Petitioner Nelson Bowers (hereinafter petitioner) is currently incarcerated in Wyoming Correctional Facility in Wyoming. County and is serving a 3 to 6-year sentence upon his conviction for rape in the second degree, involving a non-family female infant. The child of petitioner and respondent Vera Bowers (hereinafter respondent), Jeffrey (born in 1987) is the subject of these proceedings. Among the many petitions filed in Family Court, the determinations currently on appeal involve the petition of the Law Guardian for modification of a prior Family Court order concerning visitation with petitioner and *742the dismissal of petitioner’s CPLR article 78 petition seeking to compel respondent Chemung County Department of Social Services to institute neglect proceedings against respondent. With respect to modification of the prior order of visitation, Family Court, following denial of petitioner’s motion for a trial order of dismissal, modified the order of October 19, 1996 to direct that there be no visitation by the child with petitioner at his site of incarceration until further order of the court. Further, petitioner’s CPLR article 78 petition was dismissed at the request of the Department of Social Services. Petitioner now appeals from these adverse rulings.

It is axiomatic that the incarceration of a parent is not sufficient in and of itself to overcome the presumption favoring a child’s visitation with a noncustodial parent (see, Matter of Davis v Davis, 232 AD2d 773; Matter of Mohammed v Cortland County Dept. of Social Servs., 186 AD2d 908, lv denied 81 NY2d 706). Recognizing the principle that in determining issues of visitation the court is to be guided by an overriding concern for the welfare of the child, the best interest of the child is the primary consideration (see, Matter of Rhynes v Rhynes, 242 AD2d 943; Matter of Simpson v Finnegan, 202 AD2d 592). Petitioner does not quarrel with these rules of law, but instead contends that the evidence presented to Family Court was insufficient upon which to base a modification of the prior visitation order. Family Court may determine an application to modify an order of visitation “upon a showing that there has been a subsequent change of circumstances and modification is required” (Family Ct Act § 652 [b] [ii]).

We affirm. Based upon our review of the record as a whole, a significant change of circumstances has occurred since the original order of October 19, 1996. Primarily, the change of circumstances involves a change in the desire of the child to visit his father in prison. Initially, the child agreed to the visitation with petitioner, but since that time has developed extremely strong wishes to the contrary. The record demonstrates an adequate basis for the change of heart and when considered with the reason for petitioner’s incarceration and his attempt to involve the child in a resumption of contact with the victim, the best interest of the child requires the modification as requested.

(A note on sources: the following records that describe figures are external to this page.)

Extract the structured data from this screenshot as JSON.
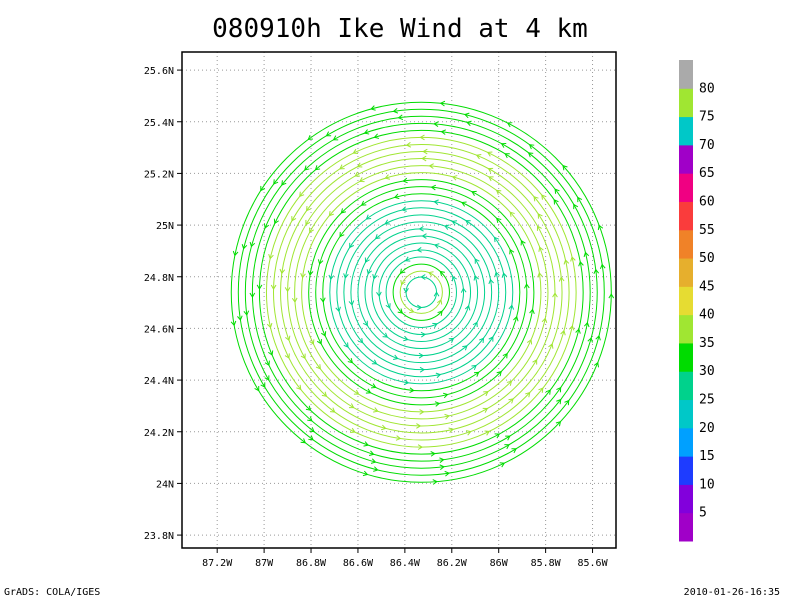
{
  "chart_data": {
    "type": "vector-streamline",
    "title": "080910h Ike Wind at 4 km",
    "xlim": [
      -87.35,
      -85.5
    ],
    "ylim": [
      23.75,
      25.67
    ],
    "x_ticks": [
      {
        "value": -87.2,
        "label": "87.2W"
      },
      {
        "value": -87.0,
        "label": "87W"
      },
      {
        "value": -86.8,
        "label": "86.8W"
      },
      {
        "value": -86.6,
        "label": "86.6W"
      },
      {
        "value": -86.4,
        "label": "86.4W"
      },
      {
        "value": -86.2,
        "label": "86.2W"
      },
      {
        "value": -86.0,
        "label": "86W"
      },
      {
        "value": -85.8,
        "label": "85.8W"
      },
      {
        "value": -85.6,
        "label": "85.6W"
      }
    ],
    "y_ticks": [
      {
        "value": 23.8,
        "label": "23.8N"
      },
      {
        "value": 24.0,
        "label": "24N"
      },
      {
        "value": 24.2,
        "label": "24.2N"
      },
      {
        "value": 24.4,
        "label": "24.4N"
      },
      {
        "value": 24.6,
        "label": "24.6N"
      },
      {
        "value": 24.8,
        "label": "24.8N"
      },
      {
        "value": 25.0,
        "label": "25N"
      },
      {
        "value": 25.2,
        "label": "25.2N"
      },
      {
        "value": 25.4,
        "label": "25.4N"
      },
      {
        "value": 25.6,
        "label": "25.6N"
      }
    ],
    "grid": true,
    "circulation_center": {
      "lon": -86.33,
      "lat": 24.74
    },
    "colorbar": {
      "labels": [
        "5",
        "10",
        "15",
        "20",
        "25",
        "30",
        "35",
        "40",
        "45",
        "50",
        "55",
        "60",
        "65",
        "70",
        "75",
        "80"
      ],
      "colors": [
        "#a000c8",
        "#8200dc",
        "#1e3cff",
        "#00a0ff",
        "#00c8c8",
        "#00d28c",
        "#00dc00",
        "#a0e632",
        "#e6dc32",
        "#e6af2d",
        "#f08228",
        "#fa3c3c",
        "#f00082",
        "#a000c8",
        "#00c8c8",
        "#a0e632",
        "#aaaaaa"
      ]
    },
    "rings": [
      {
        "r": 0.065,
        "speed": 27
      },
      {
        "r": 0.09,
        "speed": 35
      },
      {
        "r": 0.12,
        "speed": 33
      },
      {
        "r": 0.15,
        "speed": 28
      },
      {
        "r": 0.18,
        "speed": 26
      },
      {
        "r": 0.21,
        "speed": 25
      },
      {
        "r": 0.24,
        "speed": 25
      },
      {
        "r": 0.27,
        "speed": 25
      },
      {
        "r": 0.3,
        "speed": 26
      },
      {
        "r": 0.33,
        "speed": 26
      },
      {
        "r": 0.36,
        "speed": 27
      },
      {
        "r": 0.39,
        "speed": 29
      },
      {
        "r": 0.42,
        "speed": 31
      },
      {
        "r": 0.45,
        "speed": 33
      },
      {
        "r": 0.48,
        "speed": 34
      },
      {
        "r": 0.51,
        "speed": 35
      },
      {
        "r": 0.54,
        "speed": 35
      },
      {
        "r": 0.57,
        "speed": 36
      },
      {
        "r": 0.6,
        "speed": 36
      },
      {
        "r": 0.63,
        "speed": 35
      },
      {
        "r": 0.66,
        "speed": 35
      },
      {
        "r": 0.69,
        "speed": 34
      },
      {
        "r": 0.72,
        "speed": 34
      },
      {
        "r": 0.75,
        "speed": 33
      },
      {
        "r": 0.78,
        "speed": 32
      },
      {
        "r": 0.81,
        "speed": 31
      }
    ]
  },
  "footer": {
    "left": "GrADS: COLA/IGES",
    "right": "2010-01-26-16:35"
  }
}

We also affirm the dismissal of that portion of the petition which seeks to commence a CPLR article 78 proceeding against the Department of Social Services. Although the order of dismissal does not recite the rationale of the court, it is clear that Family Court lacked jurisdiction of this proceeding. CPLR *743article 78 proceedings must be commenced in the appropriate Supreme Court (CPLR 7804 [b]). The record clearly demonstrates that there was no substantive discussion of petitioner’s proposed order to show cause between the court and the opposing parties, but given the lack of jurisdiction to issue the order to show cause and entertain the petition, no error arises from the failure of the court to give petitioner the opportunity to argue. We have examined petitioner’s remaining contentions and find them to be without merit.

Cardona, P. J., Mikoll, Crew III and Yesawich Jr., JJ., concur. Ordered that the orders are affirmed, without costs.